Más tarde conoce a Napoleón, se convierte en partidario suyo y en el pintor que a través de una serie de obras glorifica sus proezas, incluido un monumental cuadro sobre su coronación. En cierto modo puede ser considerado el pintor oficial de la Revolución. Tras la caída de Napoleón pasa a Suiza y finalmente a Bruselas donde muere.

Jacques Louis David La Muerte de Marat
La Muerte de Marat

Marat fue asesinado el 13 de julio de 1793 por una aristócrata de Normandía. La Convención, deseando inmortalizar a uno de sus miembros más importantes, encargó esta obra a David (que había visitado a Marat el día anterior) como homenaje y como mensaje cívico.

En este cuadro David nos muestra a Marat, el amigo del pueblo, muerto por la traición reaccionaria. Se destacan las virtudes del héroe revolucionario virtuoso, bondadoso y austero por medio de los útiles que le rodean y que están llenos de significado. La tina en la que toma el baño para aliviar el dolor mientras escribe sus mensajes, simboliza la virtud del revolucionario que controla su sufrimiento para cumplir con el deber; la caja que utiliza de mesa, representa la integridad y la honradez del político que vive en la pobreza; sobre la mesa, Marat, con su bondad, acaba de firmar un cheque para una mujer pobre y sus hijos, cuyo marido está en la guerra; en el suelo reposan el cuchillo asesino y la pluma: el arma de la traición y el arma del amigo del pueblo.

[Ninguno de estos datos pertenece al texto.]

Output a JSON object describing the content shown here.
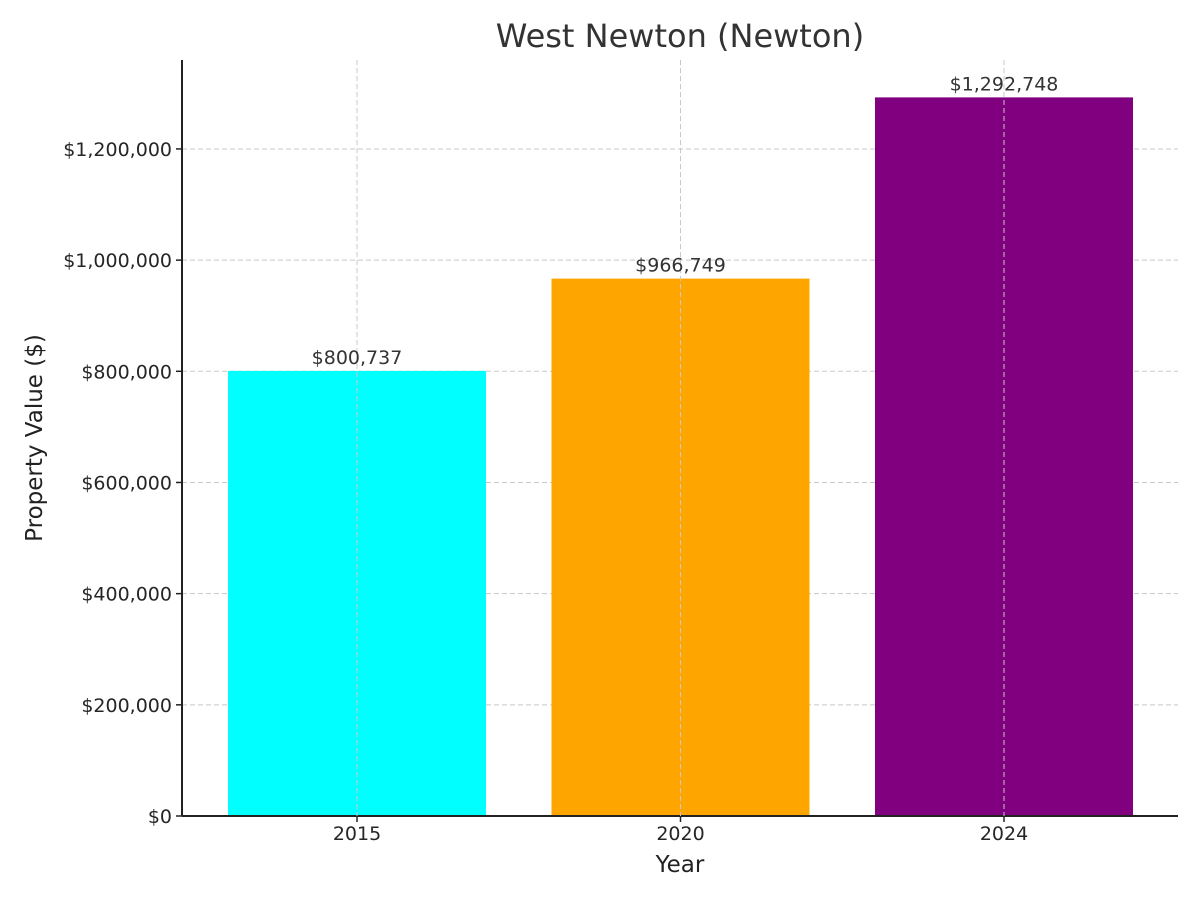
{
  "chart_data": {
    "type": "bar",
    "title": "West Newton (Newton)",
    "xlabel": "Year",
    "ylabel": "Property Value ($)",
    "categories": [
      "2015",
      "2020",
      "2024"
    ],
    "values": [
      800737,
      966749,
      1292748
    ],
    "value_labels": [
      "$800,737",
      "$966,749",
      "$1,292,748"
    ],
    "colors": [
      "#00ffff",
      "#ffa500",
      "#800080"
    ],
    "ylim": [
      0,
      1360000
    ],
    "yticks": [
      0,
      200000,
      400000,
      600000,
      800000,
      1000000,
      1200000
    ],
    "ytick_labels": [
      "$0",
      "$200,000",
      "$400,000",
      "$600,000",
      "$800,000",
      "$1,000,000",
      "$1,200,000"
    ],
    "grid": true,
    "legend": "none"
  }
}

La composición es de gran austeridad, sobre un fondo que es un vacío y que señala el paso del ser a la nada por medio de la gradación de la luz a la sombra. Mediante el dibujo, el color y la luz David construye los volúmenes y expresa el dolor por la pérdida de Marat. La cabeza del político se apoya con suavidad reflejando la muerte tanto su rostro como el brazo inerte con la pluma. Los toques rojos de la herida del puñal en el costado y de la sangre en la tela acentúan el verismo del drama ocurrido.

David huye de una representación dramática, eliminando aspectos como la enfermedad de Marat, que le había producido heridas en la piel o la sangre, reducida a la mínima expresión
Utiliza una iconografía cristiana, diseñando el cuadro en vertical, implicando un carácter trascendente de la muerte. El político aparece desnudo y se pueden ver algunas aproximaciones a la iconografía cristiana.

David, que vive con dolor la muerte de Marat, le dedica esta obra, como consta en el mensaje a Marat que figura sobre su nombre, convirtiendo la caja en un monumento funerario clásico.